Question

asap
.A passenger train takes one hour less for a journey of 150km.If its speed is increased by 5km/hr

from its usual speed. Find the usual speed of the train.

Answer 1

Given :-

• Total distance of the journey = 150 km.
• If the train increases its speed by 5 km/hr, it would reach its destination 1 hour earlier.

To Find :-

• The usual speed of the train.

Solution :-

Let the usual speed of the train be x km/hr. Then, the increased speed of the train would be (x + 5) km/hr.

We know,

Time = Distance/Speed

Hence,

• Original time taken (with usual speed) = 150/x hrs.
• New time taken (with increased speed) = 150/(x + 5) hrs.

According to the question, the difference between the original time and new time is 1 hour.

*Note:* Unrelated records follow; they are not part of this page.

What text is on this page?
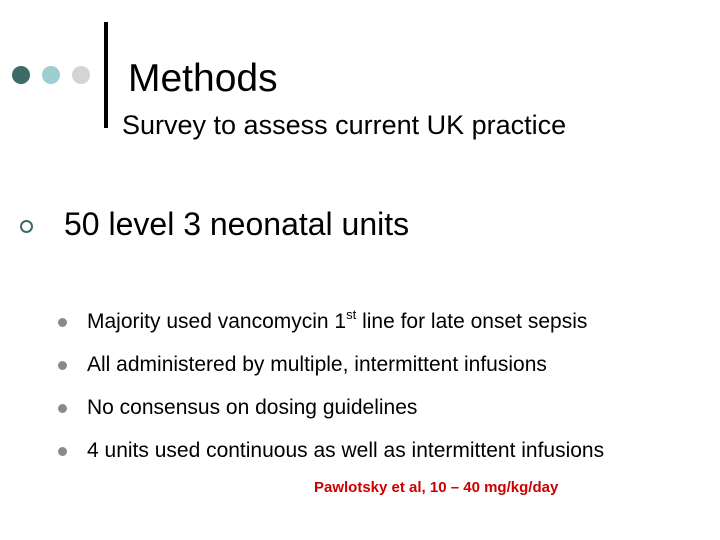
Methods
Survey to assess current UK practice
50 level 3 neonatal units
Majority used vancomycin 1st line for late onset sepsis
All administered by multiple, intermittent infusions
No consensus on dosing guidelines
4 units used continuous as well as intermittent infusions
Pawlotsky et al, 10 – 40 mg/kg/day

$\implies\rm{\dfrac{150}{x}-\dfrac{150}{x+5}=1}$

$\implies\rm{150\left(\dfrac{1}{x}-\dfrac{1}{x+5}\right)=1}$

$\implies\rm{150\left(\dfrac{x+5-x}{x(x+5)}\right)=1}$

$\implies\rm{150\times{}5=x^2+5x}$

$\implies\rm{x^2+5x-750=0}$

By splitting the middle term, we get,

$\implies\rm{x^2-25x+30x-750=0}$

$\implies\rm{x(x-25)+30(x-25)=0}$

$\implies\rm{(x-25)(x+30)=0}$

$\implies\rm{x=25\:or\:-30}$

Neglecting negative value, we get,

$\implies\rm{x=}\:\bold{25}$

Hence,

• Usual speed of the train = 25 km/hr.

Answer 2

Hey User!

GIVEN THAT :

• A passenger train takes 1 hour less for completing it's journey of 150 km if it's speed is increased by 5 km/hr from its usual speed.

To find:

• Usual speed.

Formula used:

• Time = Distance/speed

Let the usual speed of the train be x km/hr

So, ATQ, we have

150/x - 150/(x+5) = 1

(150x + 750 - 150x )/(x^2 +5x) = 1

x^2 +5x = 750

x^2 +5x -750 = 0

x^2 +30x -25x -750 = 0

x(x+30)-25(x+30) = 0

(x+30)(x-25) = 0

so, x = -30 or x=25

Since, speed can't be negative.

so, x can't be -30 km/hr

therefore, x = 25 km/hr.

So, usual speed of train is 25 km/hr.

Hope this helps